The movie then pivots, however, to the plot point that is the basis for the film’s name, as Garrett seizes on a plan to buy a bank in his hometown, using the same front-man system. Morris warns him repeatedly that no good can come of it, but Garrett is hellbent on opening the loan market to deserving black folks and won’t be dissuaded by his wife (Nia Long) or partner.
“The Banker” becomes a bit predictable at that point, as the racism with which the pair must grapple becomes more overt, threatening everything they’ve built. And while the film builds well enough toward the conclusion, it ends rather abruptly, relying too much on closing script remarks to do the heavy lifting about what transpired.
As for the controversy, the most serious element involved sexual-abuse allegations against Garrett’s son, Bernard Garrett Jr., a producer on the film, by his half-sister, Cynthia Garrett. Garrett Jr. issued a detailed statement denying the accusations but agreed to have his credit removed, he said at the time, “so as not to tarnish my father’s legacy.”
Apple acquired the completed movie, then subsequently opted to delay its planned December release.
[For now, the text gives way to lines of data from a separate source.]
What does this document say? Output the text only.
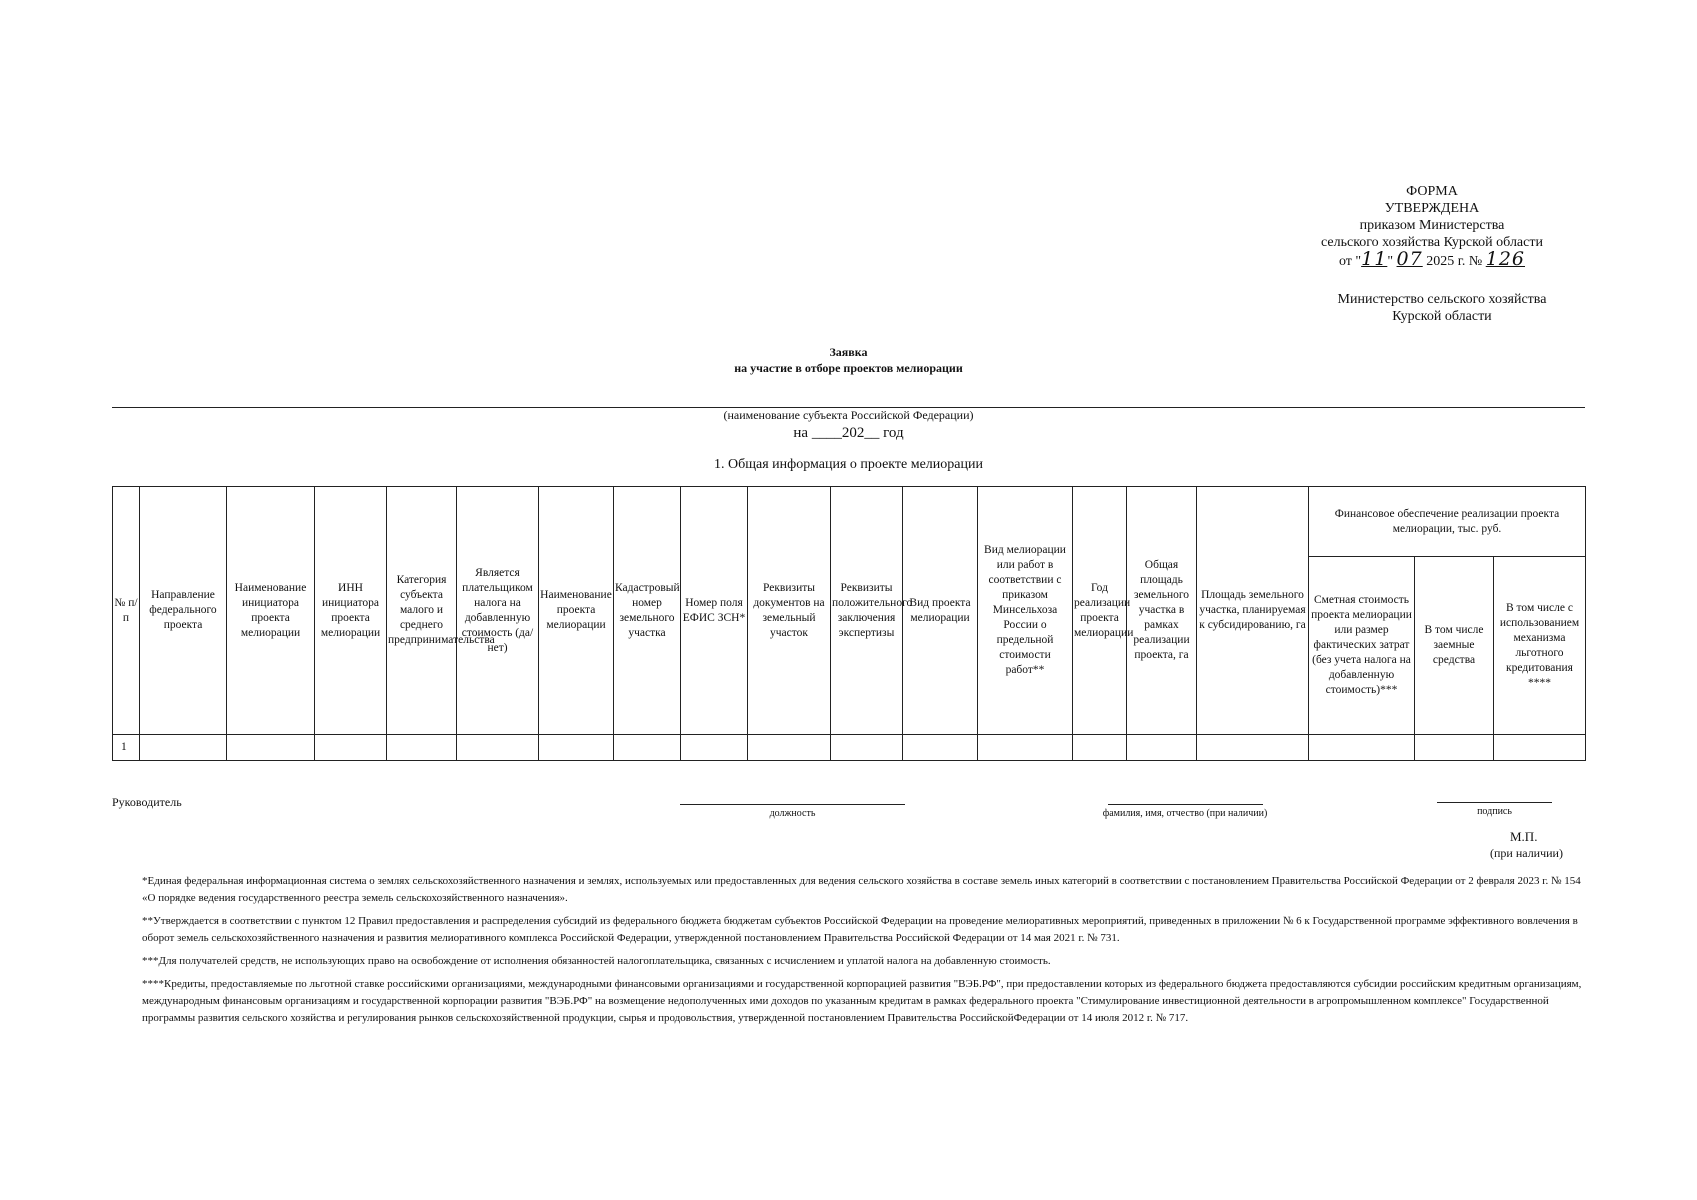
ФОРМА
УТВЕРЖДЕНА
приказом Министерства
сельского хозяйства Курской области
от "11" 07 2025 г. № 126
Министерство сельского хозяйства
Курской области
Заявка
на участие в отборе проектов мелиорации
(наименование субъекта Российской Федерации)
на ____202__ год
1. Общая информация о проекте мелиорации
№ п/п	Направление федерального проекта	Наименование инициатора проекта мелиорации	ИНН инициатора проекта мелиорации	Категория субъекта малого и среднего предпринимательства	Является плательщиком налога на добавленную стоимость (да/нет)	Наименование проекта мелиорации	Кадастровый номер земельного участка	Номер поля ЕФИС ЗСН*	Реквизиты документов на земельный участок	Реквизиты положительного заключения экспертизы	Вид проекта мелиорации	Вид мелиорации или работ в соответствии с приказом Минсельхоза России о предельной стоимости работ**	Год реализации проекта мелиорации	Общая площадь земельного участка в рамках реализации проекта, га	Площадь земельного участка, планируемая к субсидированию, га	Финансовое обеспечение реализации проекта мелиорации, тыс. руб.		
																Сметная стоимость проекта мелиорации или размер фактических затрат (без учета налога на добавленную стоимость)***	В том числе заемные средства	В том числе с использованием механизма льготного кредитования ****
1																		
Руководитель
должность	фамилия, имя, отчество (при наличии)	подпись
М.П.
(при наличии)

*Единая федеральная информационная система о землях сельскохозяйственного назначения и землях, используемых или предоставленных для ведения сельского хозяйства в составе земель иных категорий в соответствии с постановлением Правительства Российской Федерации от 2 февраля 2023 г. № 154 «О порядке ведения государственного реестра земель сельскохозяйственного назначения».

**Утверждается в соответствии с пунктом 12 Правил предоставления и распределения субсидий из федерального бюджета бюджетам субъектов Российской Федерации на проведение мелиоративных мероприятий, приведенных в приложении № 6 к Государственной программе эффективного вовлечения в оборот земель сельскохозяйственного назначения и развития мелиоративного комплекса Российской Федерации, утвержденной постановлением Правительства Российской Федерации от 14 мая 2021 г. № 731.

***Для получателей средств, не использующих право на освобождение от исполнения обязанностей налогоплательщика, связанных с исчислением и уплатой налога на добавленную стоимость.

****Кредиты, предоставляемые по льготной ставке российскими организациями, международными финансовыми организациями и государственной корпорацией развития "ВЭБ.РФ", при предоставлении которых из федерального бюджета предоставляются субсидии российским кредитным организациям, международным финансовым организациям и государственной корпорации развития "ВЭБ.РФ" на возмещение недополученных ими доходов по указанным кредитам в рамках федерального проекта "Стимулирование инвестиционной деятельности в агропромышленном комплексе" Государственной программы развития сельского хозяйства и регулирования рынков сельскохозяйственной продукции, сырья и продовольствия, утвержденной постановлением Правительства РоссийскойФедерации от 14 июля 2012 г. № 717.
That eliminated the prospect of awards-season contention, although watching the finished product, it’s hard to imagine the film having had much of an impact.
The performances by Mackie, Jackson and Hoult do give the movie a solid anchor, and the story provides a stark demonstration of the way the system discriminated against African-Americans, even if the dialogue gets muddled in all the financial gobbledygook.
Weighing both sides of the ledger, the bottom line is Apple has delivered a credible, modestly entertaining entry into the world of prestige film — but one that won’t lose much if written off against the balance sheet of consumers’ streaming-TV budgets.
“The Banker” premieres March 6 in select theaters and March 20 on Apple TV+.